Sunday, March 27, 2011

Highlighting a New Yorker Article: The Poverty Clinic by Paul Tough

As many of you know, I am an avid New Yorker reader. It's just so full of interesting articles that are well-written and such clever cartoons that receiving it is really a high point of my week. As I've been knee-deep in my own writing for my recently submitted scholarly paper (Uncovering the Common Grounds of TennCare Stakeholders: A Complete Timeline from 1935-2010 with the Stakeholders' Perspectives) that I haven't posted in awhile and that I have become consumed with health care policy. In the March 21, 2011, edition of The New Yorker, Paul Tough wrote about Dr. Nadine Burke and her Bayview health clinic in San Francisco. She is busy working on research proving a relationship between a stressful childhood and later physiological problems such as heart disease, cancer, asthma, diabetes, etc. One study has been done, and it showed a causal relationship between diseases with adult-onset with higher rates of childhood exposure to violence, sexual abuse, divorce, drug exposure, and neglect. However, that study was discounted by the medical community, as a whole, because of its retrospective nature. Thus, Dr.
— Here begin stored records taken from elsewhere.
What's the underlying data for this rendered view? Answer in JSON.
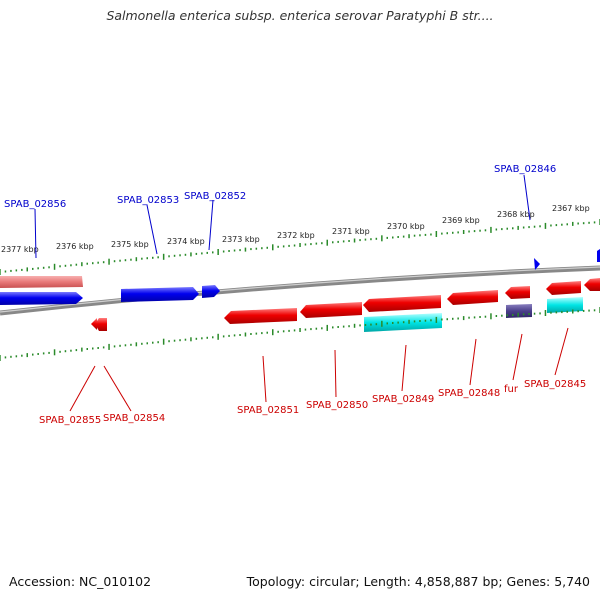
{
  "title": "Salmonella enterica subsp. enterica serovar Paratyphi B str....",
  "footer": {
    "accession": "Accession: NC_010102",
    "summary": "Topology: circular; Length: 4,858,887 bp; Genes: 5,740"
  },
  "ruler_labels": [
    "2377 kbp",
    "2376 kbp",
    "2375 kbp",
    "2374 kbp",
    "2373 kbp",
    "2372 kbp",
    "2371 kbp",
    "2370 kbp",
    "2369 kbp",
    "2368 kbp",
    "2367 kbp"
  ],
  "gene_labels_top": [
    "SPAB_02856",
    "SPAB_02853",
    "SPAB_02852",
    "SPAB_02846"
  ],
  "gene_labels_bottom": [
    "SPAB_02855",
    "SPAB_02854",
    "SPAB_02851",
    "SPAB_02850",
    "SPAB_02849",
    "SPAB_02848",
    "fur",
    "SPAB_02845"
  ],
  "colors": {
    "forward_gene": "#0000ee",
    "reverse_gene": "#ee0000",
    "cyan_feature": "#00e5e5",
    "purple_feature": "#4a3f8a",
    "backbone": "#888888",
    "ruler_ticks": "#2a8a2a",
    "top_label": "#0000cc",
    "bottom_label": "#cc0000"
  }
}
Burke along with other researchers and a group in New Zealand are completing prospective research on any possible causal relationship.

If such a relationship is proven, it raises the bar for society to protect its children. It would also begin to question, how much violence, abuse, neglect, etc., are we, as a society, willing to accept or live with, knowing that the effects go beyond perpetuating the cycle of poverty and imprisonment and extend to massive health care costs that were preventable. Balanced in with the desire to control future costs and preserve future health of our citizens is the constitutional right to parent and raise children. Would these potential outcomes further blur the line of what is acceptable and what is not? I can see a two-tier system developing to where those who are on government-funding now would be under higher scrutiny than those wealthy enough to provide for themselves and their families because the children of needy families will likely grow up to also be needy themselves. It would be like a justified big brother system: because I'm paying for you now, and I'm going to be paying for you in the future, you've got to really toe the proverbial line so I can minimize your costs to me in the future. I think there would need to be a strong stand to protect constitutional rights for those receiving aid while also trying to put the best interest of the child first.

I recommend all read Tough's article (and have a little chuckle about the cartoon on p.30).